Imaginez que vous mettez les freins pour que votre façon d’agir et la façon dont les autres réagissent passent de quatre-vingt-cinq milles à l’heure à soixante-cinq, puis de soixante-cinq à cinquante-cinq. Créez une image visuelle de ce à quoi vous ressembleriez et de la façon dont les autres personnes vous apparaîtraient. Remarquez qu’ils ne semblent plus aussi proches de vous physiquement. Écoutez attentivement ce que l’autre personne dit, et lisez le message sous-jacent dans son langage corporel. Utilisez la vitesse réduite pour voir si la personne qui vous dérange est ouverte à la conversation ou fermée, si elle cherche vraiment à attaquer ou si elle cherche un moyen de se sortir de ce pétrin.

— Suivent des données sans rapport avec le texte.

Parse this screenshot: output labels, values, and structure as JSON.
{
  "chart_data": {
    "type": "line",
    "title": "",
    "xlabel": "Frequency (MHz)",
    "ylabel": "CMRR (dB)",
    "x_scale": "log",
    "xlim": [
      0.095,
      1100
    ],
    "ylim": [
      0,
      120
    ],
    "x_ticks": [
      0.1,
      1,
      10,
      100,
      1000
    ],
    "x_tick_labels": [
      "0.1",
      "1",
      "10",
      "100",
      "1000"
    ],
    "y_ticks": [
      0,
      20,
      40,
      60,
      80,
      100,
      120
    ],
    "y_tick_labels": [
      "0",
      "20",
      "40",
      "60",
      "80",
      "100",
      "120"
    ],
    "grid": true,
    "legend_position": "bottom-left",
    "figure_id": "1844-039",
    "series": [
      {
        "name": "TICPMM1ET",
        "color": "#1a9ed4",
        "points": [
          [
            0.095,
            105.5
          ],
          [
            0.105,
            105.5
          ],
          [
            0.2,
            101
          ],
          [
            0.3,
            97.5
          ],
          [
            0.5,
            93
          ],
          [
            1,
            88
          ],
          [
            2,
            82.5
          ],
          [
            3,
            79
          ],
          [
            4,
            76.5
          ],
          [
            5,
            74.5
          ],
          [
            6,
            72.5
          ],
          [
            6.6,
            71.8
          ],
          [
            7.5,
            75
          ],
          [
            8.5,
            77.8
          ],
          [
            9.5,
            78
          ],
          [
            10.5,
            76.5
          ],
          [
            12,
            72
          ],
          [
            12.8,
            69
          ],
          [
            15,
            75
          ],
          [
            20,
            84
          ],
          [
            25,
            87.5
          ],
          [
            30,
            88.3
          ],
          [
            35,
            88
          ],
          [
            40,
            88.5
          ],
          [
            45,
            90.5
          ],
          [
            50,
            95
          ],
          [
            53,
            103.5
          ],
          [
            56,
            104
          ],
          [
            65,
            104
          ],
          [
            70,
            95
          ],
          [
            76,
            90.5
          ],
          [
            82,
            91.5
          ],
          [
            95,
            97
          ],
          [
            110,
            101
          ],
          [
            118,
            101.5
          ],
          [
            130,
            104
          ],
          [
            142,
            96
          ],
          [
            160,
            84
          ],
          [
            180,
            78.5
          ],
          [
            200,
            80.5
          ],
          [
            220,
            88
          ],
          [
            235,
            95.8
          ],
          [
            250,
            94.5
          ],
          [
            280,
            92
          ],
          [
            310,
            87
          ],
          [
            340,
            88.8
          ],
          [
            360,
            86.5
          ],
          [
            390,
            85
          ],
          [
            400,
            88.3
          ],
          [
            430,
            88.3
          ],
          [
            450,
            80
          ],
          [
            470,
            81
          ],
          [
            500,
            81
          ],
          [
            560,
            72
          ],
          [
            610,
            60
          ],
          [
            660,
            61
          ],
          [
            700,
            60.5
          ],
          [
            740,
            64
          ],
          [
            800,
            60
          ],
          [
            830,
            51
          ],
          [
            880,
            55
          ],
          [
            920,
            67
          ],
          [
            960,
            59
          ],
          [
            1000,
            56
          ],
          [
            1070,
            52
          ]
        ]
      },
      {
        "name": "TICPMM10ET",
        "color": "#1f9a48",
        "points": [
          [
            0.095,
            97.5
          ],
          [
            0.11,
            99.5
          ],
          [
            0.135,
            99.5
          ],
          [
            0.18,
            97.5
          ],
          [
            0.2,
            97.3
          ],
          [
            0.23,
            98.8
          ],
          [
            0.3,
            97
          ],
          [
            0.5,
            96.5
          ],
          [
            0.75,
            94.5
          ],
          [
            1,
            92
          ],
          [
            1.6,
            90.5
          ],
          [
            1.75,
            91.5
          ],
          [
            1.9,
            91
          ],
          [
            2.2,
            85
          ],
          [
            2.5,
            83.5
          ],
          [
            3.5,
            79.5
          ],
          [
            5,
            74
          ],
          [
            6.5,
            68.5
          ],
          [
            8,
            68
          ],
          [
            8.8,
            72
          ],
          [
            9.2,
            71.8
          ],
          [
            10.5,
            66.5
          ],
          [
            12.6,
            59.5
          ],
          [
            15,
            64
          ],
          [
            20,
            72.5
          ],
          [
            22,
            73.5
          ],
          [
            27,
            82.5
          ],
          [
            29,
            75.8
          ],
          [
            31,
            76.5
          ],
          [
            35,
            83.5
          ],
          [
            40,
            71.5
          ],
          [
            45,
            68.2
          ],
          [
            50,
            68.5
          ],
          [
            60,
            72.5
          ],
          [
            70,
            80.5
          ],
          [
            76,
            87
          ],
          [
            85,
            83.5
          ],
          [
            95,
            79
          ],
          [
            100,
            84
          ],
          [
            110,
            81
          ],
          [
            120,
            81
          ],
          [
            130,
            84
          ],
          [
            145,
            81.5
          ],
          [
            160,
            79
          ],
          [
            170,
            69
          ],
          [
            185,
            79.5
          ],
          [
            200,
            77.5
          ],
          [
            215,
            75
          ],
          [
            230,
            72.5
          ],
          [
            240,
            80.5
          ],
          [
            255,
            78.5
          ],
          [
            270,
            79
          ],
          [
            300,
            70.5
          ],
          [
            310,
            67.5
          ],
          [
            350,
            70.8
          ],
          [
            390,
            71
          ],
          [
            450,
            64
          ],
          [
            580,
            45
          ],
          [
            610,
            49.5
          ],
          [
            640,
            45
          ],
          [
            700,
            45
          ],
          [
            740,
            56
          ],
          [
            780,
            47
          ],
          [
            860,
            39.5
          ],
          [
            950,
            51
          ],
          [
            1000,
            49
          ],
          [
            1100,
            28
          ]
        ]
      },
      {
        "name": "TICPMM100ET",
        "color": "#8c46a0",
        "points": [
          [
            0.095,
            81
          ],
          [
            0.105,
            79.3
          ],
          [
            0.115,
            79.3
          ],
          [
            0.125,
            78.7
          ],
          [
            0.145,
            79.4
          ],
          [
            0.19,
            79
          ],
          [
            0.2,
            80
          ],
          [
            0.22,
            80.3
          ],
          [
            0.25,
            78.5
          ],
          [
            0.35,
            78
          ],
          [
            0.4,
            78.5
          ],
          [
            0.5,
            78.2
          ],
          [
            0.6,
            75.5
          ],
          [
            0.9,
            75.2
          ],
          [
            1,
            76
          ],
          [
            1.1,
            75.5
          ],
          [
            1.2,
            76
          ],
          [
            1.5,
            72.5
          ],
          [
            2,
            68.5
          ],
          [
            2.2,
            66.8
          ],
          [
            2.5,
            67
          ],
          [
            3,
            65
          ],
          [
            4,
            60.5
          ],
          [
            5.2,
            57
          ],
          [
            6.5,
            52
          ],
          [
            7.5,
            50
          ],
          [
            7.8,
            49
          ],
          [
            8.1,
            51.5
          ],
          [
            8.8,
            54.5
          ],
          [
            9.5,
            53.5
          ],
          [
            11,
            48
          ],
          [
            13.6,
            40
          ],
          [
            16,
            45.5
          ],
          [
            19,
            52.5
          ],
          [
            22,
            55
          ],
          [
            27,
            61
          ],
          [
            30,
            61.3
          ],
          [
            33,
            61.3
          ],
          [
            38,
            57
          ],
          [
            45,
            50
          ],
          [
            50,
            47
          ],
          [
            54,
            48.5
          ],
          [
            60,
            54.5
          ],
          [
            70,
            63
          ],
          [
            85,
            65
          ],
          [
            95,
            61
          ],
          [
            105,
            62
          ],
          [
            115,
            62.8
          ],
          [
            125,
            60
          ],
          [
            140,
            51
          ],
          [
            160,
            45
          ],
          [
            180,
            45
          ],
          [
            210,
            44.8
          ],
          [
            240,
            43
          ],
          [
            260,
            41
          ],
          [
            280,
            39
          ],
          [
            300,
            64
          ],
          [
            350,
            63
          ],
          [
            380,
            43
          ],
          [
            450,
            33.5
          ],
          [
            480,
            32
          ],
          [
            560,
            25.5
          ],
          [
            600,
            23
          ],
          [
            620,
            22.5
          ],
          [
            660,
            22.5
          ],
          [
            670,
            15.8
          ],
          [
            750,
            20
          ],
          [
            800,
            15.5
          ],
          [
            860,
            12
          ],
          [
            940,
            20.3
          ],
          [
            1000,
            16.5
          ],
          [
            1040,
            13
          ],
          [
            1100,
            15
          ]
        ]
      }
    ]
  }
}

Comment vous sentez-vous lorsque vous imaginez que les choses ralentissent ? Comme le dit Riskind à propos de la colère : « Vous pourriez penser qu’il y a trop de choses à faire et pas assez de temps pour les faire. » Cet exercice, qui consiste à se concentrer sur la vitesse à laquelle les menaces se déplacent, nous permet de respirer un peu plus psychologiquement. Expérimentez avec cet outil. L’objectif global ici est d’apprendre à travailler avec votre colère.
En fin de compte, la plupart des préjugés contre les expériences émotionnelles négatives proviennent du fait que les gens confondent les émotions extrêmes, écrasantes et problématiques avec leurs cousines plus bénignes. La colère n’est pas la rage. La colère peut être une source bénéfique d’informations émotionnelles qui concentre l’attention, la pensée et le comportement vers un nombre surprenant de résultats efficaces.
Todd B. Kashdan, Ph.D. est professeur de psychologie et directeur du Laboratoire d’étude de l’anxiété sociale, des forces de caractère et des phénomènes connexes à l’Université George Mason. Robert Biswas-Diener, Ph.D., est directeur général de Positive Acorn et l’auteur de The Courage Quotient. Ils sont les co-auteurs de The Upside of Your Dark Side : Why Being Your Whole Self-Not Just Your « Good » Self-Drives Success and Fulfillment, dont cet essai a été adapté.
Cet article a été initialement publié sur Greater Good, le magazine en ligne du Greater Good Science Center de l’UC Berkeley, qui offre une couverture continue du domaine en pleine explosion de la recherche sur la pleine conscience. Voir l’article original.